I voted for same sex marriage in Ireland.
That doesn’t make me open-minded, special, exciting, colorful, wonderful, exuberant, heralding a new Ireland, liberated, throwing off the shackles of Catholicism or any of the other nauseating clichés that have flooded Ireland’s media in the last six months.
It just means that I think my friend Richard should be allowed to marry.
And that’s where I and the Yes campaign thankfully part ways.
I didn’t go out to celebrate in Dublin, and I didn’t wave a rainbow flag outside the Panti Bar. I find the yes campaign’s cross-dressing, unofficial mascot, Panti Bliss, to be as vulgar, unfunny and crude as her name suggests.
I also think that ripping down no posters around the country was a disgrace. I hated the smugness of people piling up on Facebook with their “me too, me too” announcement that they were supporting the yes campaign, and most of all, I hated that not a single political party in the country told the truth – that gay marriage (yes, not the flat “same sex marriage,” it’s actually gay marriage) will be enshrined in the Constitution as a family, with all the adoption, surrogacy and other rights expected of heterosexual couples.
Personally I have no problem with that, but we had Fine Gael TDs (members of Parliament) on Facebook, sneering at the no campaign for suggesting that the referendum was about anything but a wedding ceremony. This is completely contradicted by the referendum commission’s neutral literature, which explains that all gay marriages will be considered “families” under the Constitution.
That means that if a straight couple wants to adopt and a gay couple wants to adopt, the gay couple can claim discrimination in court if they are turned down in favor of the straight couple. They are both families with equal protection under the law.
Any attempt to amend this by law will be a waste of time. Ireland is the only country in the world that has introduced gay marriage by referendum, meaning it cannot be altered, except with another referendum.
I just wish we had one political party in Ireland brave and honest enough to point that out.
Instead, we are treated to one mawkish outpouring of inclusivity clichés and “me too-ism” from every C-list celebrity wishing to get their name in the paper.
What bugs me most is the constant underlying theme from the Irish media that being gay somehow makes you special, or enlightened, or sensitive or clever.
No.
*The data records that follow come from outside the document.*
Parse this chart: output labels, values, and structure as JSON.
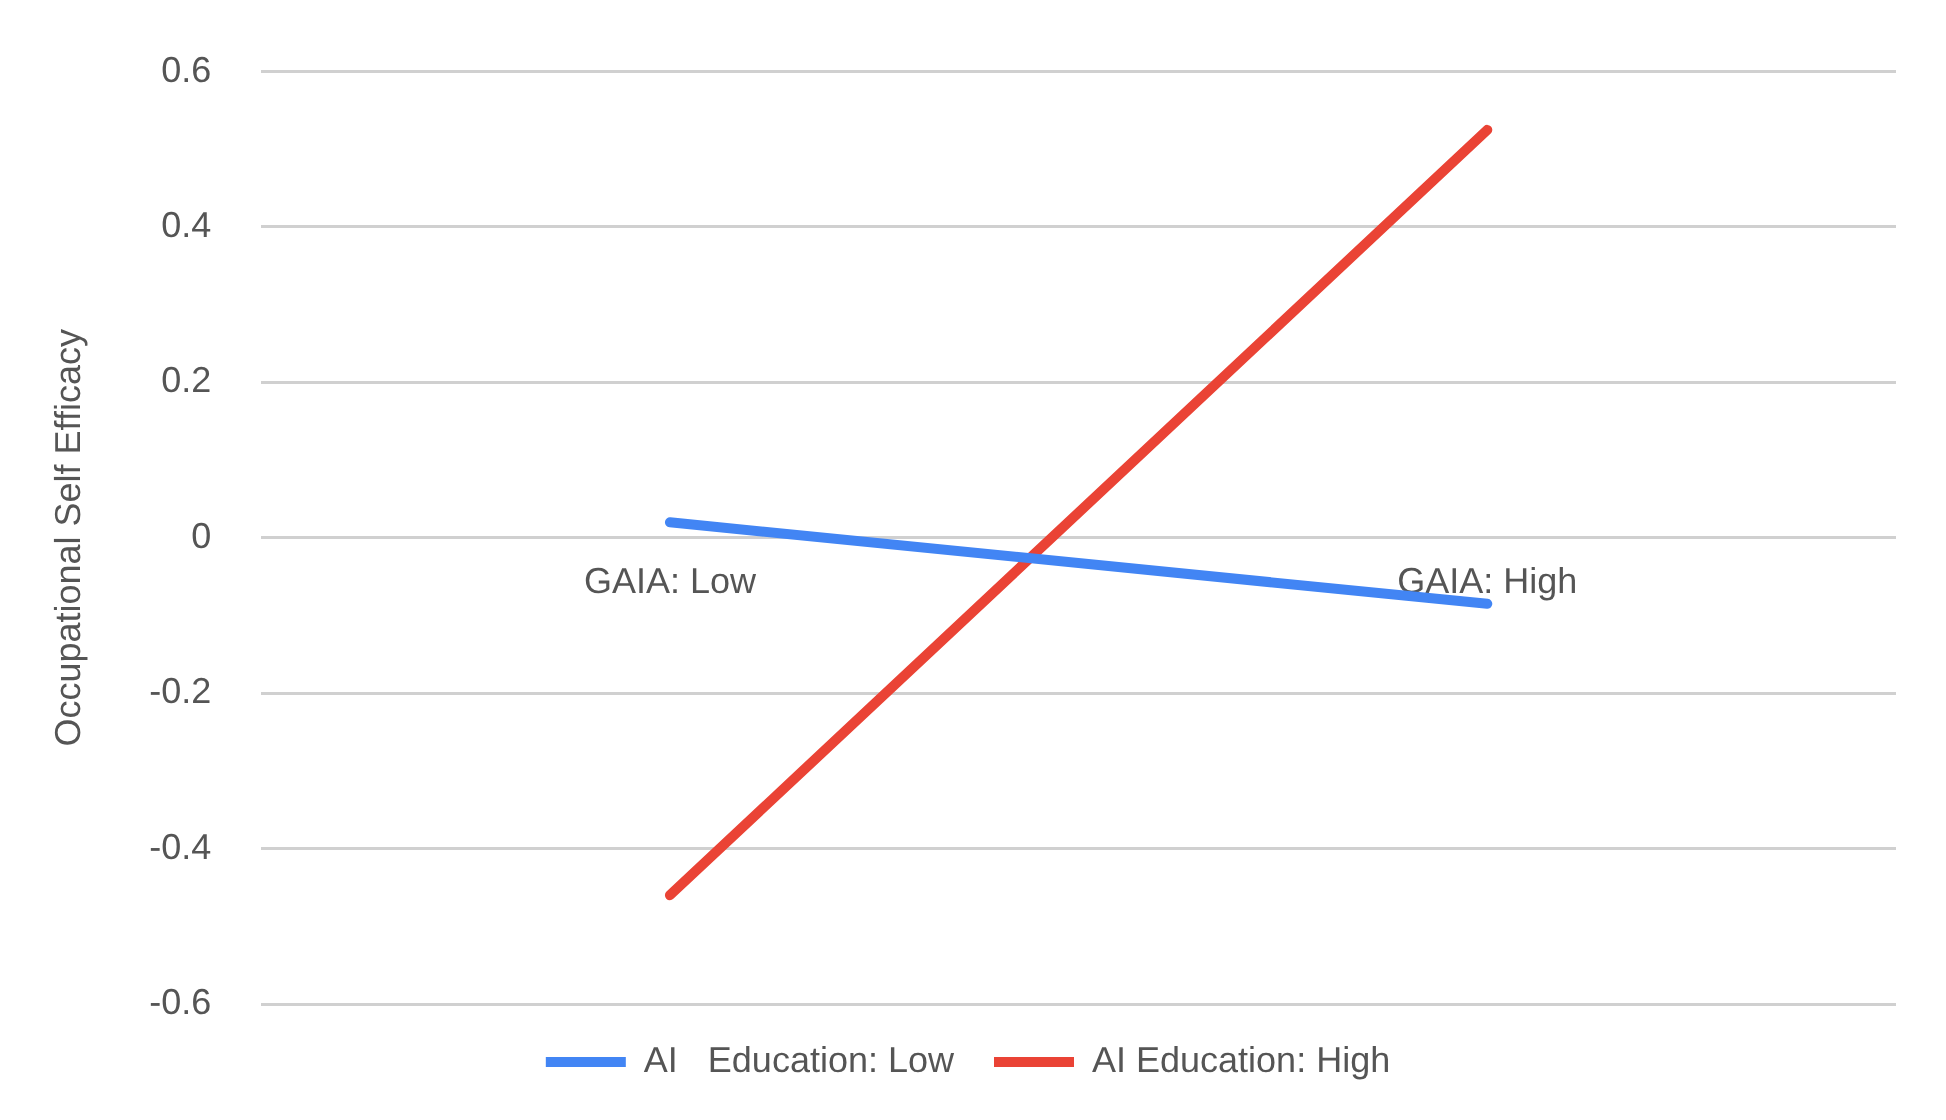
{
  "chart_data": {
    "type": "line",
    "ylabel": "Occupational Self Efficacy",
    "categories": [
      "GAIA: Low",
      "GAIA: High"
    ],
    "series": [
      {
        "name": "AI   Education: Low",
        "color": "#4285f4",
        "values": [
          0.02,
          -0.085
        ]
      },
      {
        "name": "AI Education: High",
        "color": "#ea4335",
        "values": [
          -0.46,
          0.525
        ]
      }
    ],
    "ylim": [
      -0.6,
      0.6
    ],
    "yticks": [
      -0.6,
      -0.4,
      -0.2,
      0,
      0.2,
      0.4,
      0.6
    ],
    "grid": "y",
    "legend": "bottom",
    "marker": "none",
    "line_style": "solid"
  }
}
It just means you are attracted to people of the same sex, absolutely nothing else.
I put it down to our political immaturity that we are so utterly enthralled with homosexuality, that we see it as somehow a test of one’s membership of the new establishment to be as fawning and insincere about individual gay people as we once were about bishops and priests.
Yet, in the interests of sounding revolutionary, our media and politicians act as if voting yes was somehow a massive upset, rather than confirming the social reality of an Ireland that changed a long time ago.
Standing beside Panti Bliss after the announcement at Dublin Castle was Sinn Fein president Gerry Adams, who told The New York Times, “There are two Irelands, the elite Ireland and the hidden Ireland. And today the hidden Ireland spoke.”
He has got to be kidding. There wasn’t a single political party in the country supporting the no campaign. They were vastly underfunded compared to the yes campaign and got less than 40 percent of the vote. And somehow, they are “the elite.”
I voted yes, and proudly so, for my friend Richard. Not for Gerry Adams, not for Panti Bliss, not for the shiny, trendy, nauseating new establishment.
I hope, by the time Richard gets married, the clamor for media attention will have died down. I hope, for his sake, he can get married like everyone else – in peace, and with respectful dignity. I saw very little of it this week.